After meeting with the college president, DePew convinced the administration that he had the right stuff to take over the men’s basketball program as well as holding onto the duties as athletic director.
Now in his ninth year in charge of the Generals, DePew has weathered a few storms. Among them were a move to force him to choose between serving as men’s basketball head coach and being an AD in charge of a program poised to take on new challenges, a bunch of naysayers who continue to think the Generals aren’t for real and the recent arrest of a player for possession of marijuana and a wad of cash. (That player has since left SCCC).

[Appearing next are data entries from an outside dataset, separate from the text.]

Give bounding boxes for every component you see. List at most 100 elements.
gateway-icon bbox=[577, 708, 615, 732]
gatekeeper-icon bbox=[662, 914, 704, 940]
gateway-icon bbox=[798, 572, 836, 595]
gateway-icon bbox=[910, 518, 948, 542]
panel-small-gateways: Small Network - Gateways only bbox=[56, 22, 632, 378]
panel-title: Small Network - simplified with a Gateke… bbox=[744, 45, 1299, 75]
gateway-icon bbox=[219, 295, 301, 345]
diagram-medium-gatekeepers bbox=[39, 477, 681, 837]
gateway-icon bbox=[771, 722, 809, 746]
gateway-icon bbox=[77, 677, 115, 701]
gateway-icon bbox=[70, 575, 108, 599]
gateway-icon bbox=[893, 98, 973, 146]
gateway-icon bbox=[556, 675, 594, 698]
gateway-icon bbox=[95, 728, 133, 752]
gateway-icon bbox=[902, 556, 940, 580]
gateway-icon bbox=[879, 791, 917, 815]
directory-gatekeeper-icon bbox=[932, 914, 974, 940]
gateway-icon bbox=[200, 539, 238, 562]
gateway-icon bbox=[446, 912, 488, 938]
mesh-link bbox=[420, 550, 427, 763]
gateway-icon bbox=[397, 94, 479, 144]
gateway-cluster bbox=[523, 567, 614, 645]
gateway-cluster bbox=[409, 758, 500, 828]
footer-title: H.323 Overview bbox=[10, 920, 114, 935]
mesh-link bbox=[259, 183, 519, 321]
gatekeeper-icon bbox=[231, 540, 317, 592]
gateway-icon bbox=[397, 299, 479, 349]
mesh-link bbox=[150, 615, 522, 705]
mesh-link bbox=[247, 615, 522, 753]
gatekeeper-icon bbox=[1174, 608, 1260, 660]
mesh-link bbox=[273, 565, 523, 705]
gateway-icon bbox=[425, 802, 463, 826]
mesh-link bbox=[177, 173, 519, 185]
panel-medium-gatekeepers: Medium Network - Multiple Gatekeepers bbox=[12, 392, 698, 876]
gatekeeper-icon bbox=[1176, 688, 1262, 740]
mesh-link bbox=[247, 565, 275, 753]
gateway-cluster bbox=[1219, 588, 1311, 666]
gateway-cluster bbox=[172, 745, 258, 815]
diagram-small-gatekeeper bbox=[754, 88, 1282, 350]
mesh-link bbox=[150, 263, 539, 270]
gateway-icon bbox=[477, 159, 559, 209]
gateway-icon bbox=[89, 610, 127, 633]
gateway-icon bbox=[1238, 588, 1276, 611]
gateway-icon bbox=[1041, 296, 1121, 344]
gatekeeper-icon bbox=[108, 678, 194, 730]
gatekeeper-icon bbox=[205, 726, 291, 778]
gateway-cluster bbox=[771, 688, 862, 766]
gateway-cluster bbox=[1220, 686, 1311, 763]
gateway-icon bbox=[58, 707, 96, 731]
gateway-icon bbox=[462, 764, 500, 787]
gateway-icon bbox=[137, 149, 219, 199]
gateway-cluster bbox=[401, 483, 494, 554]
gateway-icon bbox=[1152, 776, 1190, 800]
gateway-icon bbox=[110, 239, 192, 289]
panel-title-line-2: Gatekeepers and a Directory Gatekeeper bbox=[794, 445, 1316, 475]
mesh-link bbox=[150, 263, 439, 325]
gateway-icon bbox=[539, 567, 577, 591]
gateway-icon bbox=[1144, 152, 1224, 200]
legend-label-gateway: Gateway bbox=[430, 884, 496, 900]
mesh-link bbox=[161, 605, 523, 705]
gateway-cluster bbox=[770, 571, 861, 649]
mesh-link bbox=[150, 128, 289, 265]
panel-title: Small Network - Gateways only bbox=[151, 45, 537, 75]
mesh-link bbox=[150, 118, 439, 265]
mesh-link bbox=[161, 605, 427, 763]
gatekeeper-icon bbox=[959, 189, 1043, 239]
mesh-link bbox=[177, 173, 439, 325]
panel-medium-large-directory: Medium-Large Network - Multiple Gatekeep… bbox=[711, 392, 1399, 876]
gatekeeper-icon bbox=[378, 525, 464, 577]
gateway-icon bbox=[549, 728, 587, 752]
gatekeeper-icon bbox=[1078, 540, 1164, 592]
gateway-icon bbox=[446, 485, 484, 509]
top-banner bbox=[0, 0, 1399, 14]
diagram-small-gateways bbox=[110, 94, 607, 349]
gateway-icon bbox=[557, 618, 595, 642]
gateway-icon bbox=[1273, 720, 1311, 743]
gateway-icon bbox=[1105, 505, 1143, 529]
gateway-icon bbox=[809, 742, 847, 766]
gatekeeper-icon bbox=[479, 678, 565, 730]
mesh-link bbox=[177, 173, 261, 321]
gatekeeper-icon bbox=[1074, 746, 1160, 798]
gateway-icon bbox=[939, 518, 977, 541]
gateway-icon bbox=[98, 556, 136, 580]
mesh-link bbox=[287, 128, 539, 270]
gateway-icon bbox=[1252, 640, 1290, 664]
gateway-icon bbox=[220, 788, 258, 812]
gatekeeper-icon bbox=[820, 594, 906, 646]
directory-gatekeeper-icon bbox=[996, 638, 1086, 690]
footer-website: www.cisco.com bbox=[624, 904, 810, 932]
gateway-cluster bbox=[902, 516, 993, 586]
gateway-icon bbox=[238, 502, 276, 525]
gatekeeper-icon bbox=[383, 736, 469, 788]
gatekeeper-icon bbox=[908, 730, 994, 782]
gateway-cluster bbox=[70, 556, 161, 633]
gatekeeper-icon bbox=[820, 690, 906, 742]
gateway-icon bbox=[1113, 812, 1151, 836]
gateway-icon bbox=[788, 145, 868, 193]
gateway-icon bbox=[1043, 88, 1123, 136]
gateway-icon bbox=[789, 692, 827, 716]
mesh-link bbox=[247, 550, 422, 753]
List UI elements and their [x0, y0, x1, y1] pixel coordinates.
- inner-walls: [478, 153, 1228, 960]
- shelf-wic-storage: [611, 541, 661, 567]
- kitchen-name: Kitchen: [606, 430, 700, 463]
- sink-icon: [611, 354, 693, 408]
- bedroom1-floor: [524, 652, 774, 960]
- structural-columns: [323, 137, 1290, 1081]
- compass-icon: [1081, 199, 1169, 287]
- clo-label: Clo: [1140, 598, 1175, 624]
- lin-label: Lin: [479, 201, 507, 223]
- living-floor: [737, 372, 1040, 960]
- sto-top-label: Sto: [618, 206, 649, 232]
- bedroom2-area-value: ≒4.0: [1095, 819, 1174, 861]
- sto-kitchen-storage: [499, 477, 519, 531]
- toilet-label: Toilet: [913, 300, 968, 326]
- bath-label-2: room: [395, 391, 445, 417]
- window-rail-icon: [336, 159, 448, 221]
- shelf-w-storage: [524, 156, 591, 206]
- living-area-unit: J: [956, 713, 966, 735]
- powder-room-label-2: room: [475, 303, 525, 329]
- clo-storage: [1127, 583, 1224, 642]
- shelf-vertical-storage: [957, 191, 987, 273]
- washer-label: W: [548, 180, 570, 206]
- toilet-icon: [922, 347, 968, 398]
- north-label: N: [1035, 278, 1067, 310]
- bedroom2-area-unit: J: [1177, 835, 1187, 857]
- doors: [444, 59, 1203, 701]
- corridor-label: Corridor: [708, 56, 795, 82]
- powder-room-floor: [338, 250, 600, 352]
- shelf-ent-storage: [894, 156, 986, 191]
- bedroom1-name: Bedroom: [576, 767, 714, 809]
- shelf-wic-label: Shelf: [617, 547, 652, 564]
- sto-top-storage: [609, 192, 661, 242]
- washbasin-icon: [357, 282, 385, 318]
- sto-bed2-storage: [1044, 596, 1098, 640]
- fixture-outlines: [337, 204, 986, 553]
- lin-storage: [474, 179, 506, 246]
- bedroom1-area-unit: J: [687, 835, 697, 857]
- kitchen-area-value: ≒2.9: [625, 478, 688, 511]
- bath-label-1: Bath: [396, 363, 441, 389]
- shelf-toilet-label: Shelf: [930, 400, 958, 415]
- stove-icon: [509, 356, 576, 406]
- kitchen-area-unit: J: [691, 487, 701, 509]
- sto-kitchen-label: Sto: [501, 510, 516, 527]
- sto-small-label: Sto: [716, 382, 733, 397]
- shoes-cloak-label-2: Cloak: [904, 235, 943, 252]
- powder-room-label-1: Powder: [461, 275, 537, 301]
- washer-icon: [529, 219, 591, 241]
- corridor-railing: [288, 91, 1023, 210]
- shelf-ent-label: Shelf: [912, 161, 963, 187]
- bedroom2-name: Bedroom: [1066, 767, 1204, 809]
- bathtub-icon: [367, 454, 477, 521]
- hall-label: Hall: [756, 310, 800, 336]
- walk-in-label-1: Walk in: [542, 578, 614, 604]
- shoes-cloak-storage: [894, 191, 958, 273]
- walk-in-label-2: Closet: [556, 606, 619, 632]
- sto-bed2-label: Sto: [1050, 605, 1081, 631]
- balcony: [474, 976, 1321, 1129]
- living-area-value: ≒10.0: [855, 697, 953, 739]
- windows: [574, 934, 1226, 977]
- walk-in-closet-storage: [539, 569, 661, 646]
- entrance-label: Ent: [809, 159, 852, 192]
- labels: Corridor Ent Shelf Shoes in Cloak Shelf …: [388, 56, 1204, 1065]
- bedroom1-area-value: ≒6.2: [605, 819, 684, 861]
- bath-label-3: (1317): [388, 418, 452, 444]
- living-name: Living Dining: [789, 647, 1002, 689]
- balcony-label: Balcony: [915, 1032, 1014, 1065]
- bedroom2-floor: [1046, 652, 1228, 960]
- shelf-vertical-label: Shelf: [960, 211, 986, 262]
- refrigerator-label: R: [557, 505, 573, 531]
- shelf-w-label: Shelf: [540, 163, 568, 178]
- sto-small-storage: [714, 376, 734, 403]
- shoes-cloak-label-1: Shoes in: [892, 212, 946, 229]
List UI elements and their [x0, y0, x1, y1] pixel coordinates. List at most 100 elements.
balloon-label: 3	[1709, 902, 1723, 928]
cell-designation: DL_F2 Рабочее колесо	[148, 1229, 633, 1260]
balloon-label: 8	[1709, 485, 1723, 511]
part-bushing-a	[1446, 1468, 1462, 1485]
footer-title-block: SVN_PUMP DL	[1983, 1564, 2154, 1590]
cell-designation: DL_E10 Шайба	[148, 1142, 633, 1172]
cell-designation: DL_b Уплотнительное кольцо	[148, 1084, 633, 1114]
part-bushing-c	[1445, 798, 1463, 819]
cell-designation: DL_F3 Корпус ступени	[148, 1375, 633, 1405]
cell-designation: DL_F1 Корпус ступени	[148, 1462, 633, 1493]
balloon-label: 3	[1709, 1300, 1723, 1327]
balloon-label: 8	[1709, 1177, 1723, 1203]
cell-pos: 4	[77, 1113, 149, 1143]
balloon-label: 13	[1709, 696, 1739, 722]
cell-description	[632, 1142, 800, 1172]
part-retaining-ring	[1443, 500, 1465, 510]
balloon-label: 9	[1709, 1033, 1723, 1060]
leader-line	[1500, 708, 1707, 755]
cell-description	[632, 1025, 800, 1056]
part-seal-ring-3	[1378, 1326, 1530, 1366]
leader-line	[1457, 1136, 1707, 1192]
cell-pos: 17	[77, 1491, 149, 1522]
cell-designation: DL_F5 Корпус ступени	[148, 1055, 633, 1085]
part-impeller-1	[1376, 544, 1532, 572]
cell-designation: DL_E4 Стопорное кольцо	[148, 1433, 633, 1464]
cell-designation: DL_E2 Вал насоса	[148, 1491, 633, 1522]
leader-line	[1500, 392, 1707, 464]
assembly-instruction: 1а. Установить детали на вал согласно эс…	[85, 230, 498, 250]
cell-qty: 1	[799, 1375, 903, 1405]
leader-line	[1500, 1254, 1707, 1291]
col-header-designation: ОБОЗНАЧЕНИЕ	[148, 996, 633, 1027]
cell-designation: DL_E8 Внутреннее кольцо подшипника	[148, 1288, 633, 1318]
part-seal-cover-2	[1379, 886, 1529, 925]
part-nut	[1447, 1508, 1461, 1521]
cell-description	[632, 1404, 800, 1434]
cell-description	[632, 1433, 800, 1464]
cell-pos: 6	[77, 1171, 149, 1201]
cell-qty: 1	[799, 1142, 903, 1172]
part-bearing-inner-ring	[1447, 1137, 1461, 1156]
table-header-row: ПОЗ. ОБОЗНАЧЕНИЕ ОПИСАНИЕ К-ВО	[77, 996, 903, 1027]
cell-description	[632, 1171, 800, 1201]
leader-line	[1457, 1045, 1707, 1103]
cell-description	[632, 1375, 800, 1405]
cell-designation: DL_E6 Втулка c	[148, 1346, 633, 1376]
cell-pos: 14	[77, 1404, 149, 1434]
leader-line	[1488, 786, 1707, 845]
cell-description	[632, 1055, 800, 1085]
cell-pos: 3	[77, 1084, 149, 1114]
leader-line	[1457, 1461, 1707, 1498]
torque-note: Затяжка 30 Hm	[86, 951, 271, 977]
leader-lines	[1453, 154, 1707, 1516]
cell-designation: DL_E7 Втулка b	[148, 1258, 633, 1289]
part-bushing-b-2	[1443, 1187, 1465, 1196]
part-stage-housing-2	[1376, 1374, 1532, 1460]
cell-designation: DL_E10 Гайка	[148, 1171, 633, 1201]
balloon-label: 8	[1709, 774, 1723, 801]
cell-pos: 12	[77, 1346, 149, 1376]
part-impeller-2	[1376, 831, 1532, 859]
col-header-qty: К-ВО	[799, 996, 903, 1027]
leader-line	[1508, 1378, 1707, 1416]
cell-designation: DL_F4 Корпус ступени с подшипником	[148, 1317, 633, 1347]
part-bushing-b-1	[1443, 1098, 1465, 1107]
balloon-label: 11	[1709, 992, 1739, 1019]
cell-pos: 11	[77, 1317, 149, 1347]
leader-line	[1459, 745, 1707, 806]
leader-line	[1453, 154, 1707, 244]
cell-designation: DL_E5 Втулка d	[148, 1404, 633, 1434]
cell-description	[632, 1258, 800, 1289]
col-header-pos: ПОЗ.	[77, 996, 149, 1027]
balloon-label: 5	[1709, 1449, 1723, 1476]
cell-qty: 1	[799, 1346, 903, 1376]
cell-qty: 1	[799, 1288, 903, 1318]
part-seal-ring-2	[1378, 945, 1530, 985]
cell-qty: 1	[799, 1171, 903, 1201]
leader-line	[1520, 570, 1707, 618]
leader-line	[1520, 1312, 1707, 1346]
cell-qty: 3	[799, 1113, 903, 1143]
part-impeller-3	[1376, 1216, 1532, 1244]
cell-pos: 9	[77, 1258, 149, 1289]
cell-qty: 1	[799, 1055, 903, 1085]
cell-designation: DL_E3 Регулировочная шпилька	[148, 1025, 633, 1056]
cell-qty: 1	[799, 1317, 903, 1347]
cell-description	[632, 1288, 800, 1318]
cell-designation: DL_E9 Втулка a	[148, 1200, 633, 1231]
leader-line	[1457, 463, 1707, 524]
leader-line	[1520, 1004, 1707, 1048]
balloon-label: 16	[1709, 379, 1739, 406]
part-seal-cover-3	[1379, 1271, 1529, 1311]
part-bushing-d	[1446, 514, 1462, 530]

“I try to go out and get the best kids I can find, that we know are going to be able to handle the load academically and socially,” DePew said. “That’s what I look for… and so far we’ve been fairly lucky in being able to do that.”
During the Brown/DePew years, Brown was credited with 90 wins. After DePew passed him on the SCCC career wins list earlier this season, Brown called up DePew to offer his congratulations.
In the 1990s, Coach Dave Possinger led the Generals to a 146-5 record along with a couple of NJCAA Division III national championships.
Today, Possinger is working for a scouting service in Alabama.
“I’m number two on the list, and he’s next in line,” said DePew of the prospect of recording 47 more victories to become Sullivan’s winningest coach.
“I don’t know if I can take it that long,” he said. “He had quite a run, but I want to have one of my own.”
DePew said Everage Richardson, who is now at NCAA Div. I Coastal Carolina University, was the best hoopster he’s coached at SCCC. But DePew noted that current sophomore Jason Johnson “is working his way up that ladder.”
“He’s a special kid, a great young man,” said DePew of Richardson, who while wearing a Generals’ uniform posted some impressive stats.
DePew got into coaching by starting a youth program in his hometown of Kerhonkson. Before coming to SCCC, he spent some time coaching at the high school level.
“I love the game of basketball,” he said. “You can teach these young men about responsibility and sportsmanship, and try to get the kids to love the game not just play it.”
Most of his hoopsters come to SCCC from New York City, and it takes a while for some of them to get used to playing on a team.
“They know the point of the game is to put that little orange thing through the orange hole, but getting them to understand there’s so much more to the game is my biggest challenge,” DePew commented.
“When you see kids finally click and understand what I’m trying to teach them, that makes it all worth while,” he added.
Now that the first semester is a thing of the past, DePew is looking forward to a few weeks of rest and relaxation.
But a national championship banner is still on his mind.
“We have a long standing tradition of winning and producing great players,” DePew said. “It’s a tribute to my staff, and the support of my family and the administration here at Sullivan.
“Hopefully, we can stay on top and bring that fourth national championship back to Sullivan.”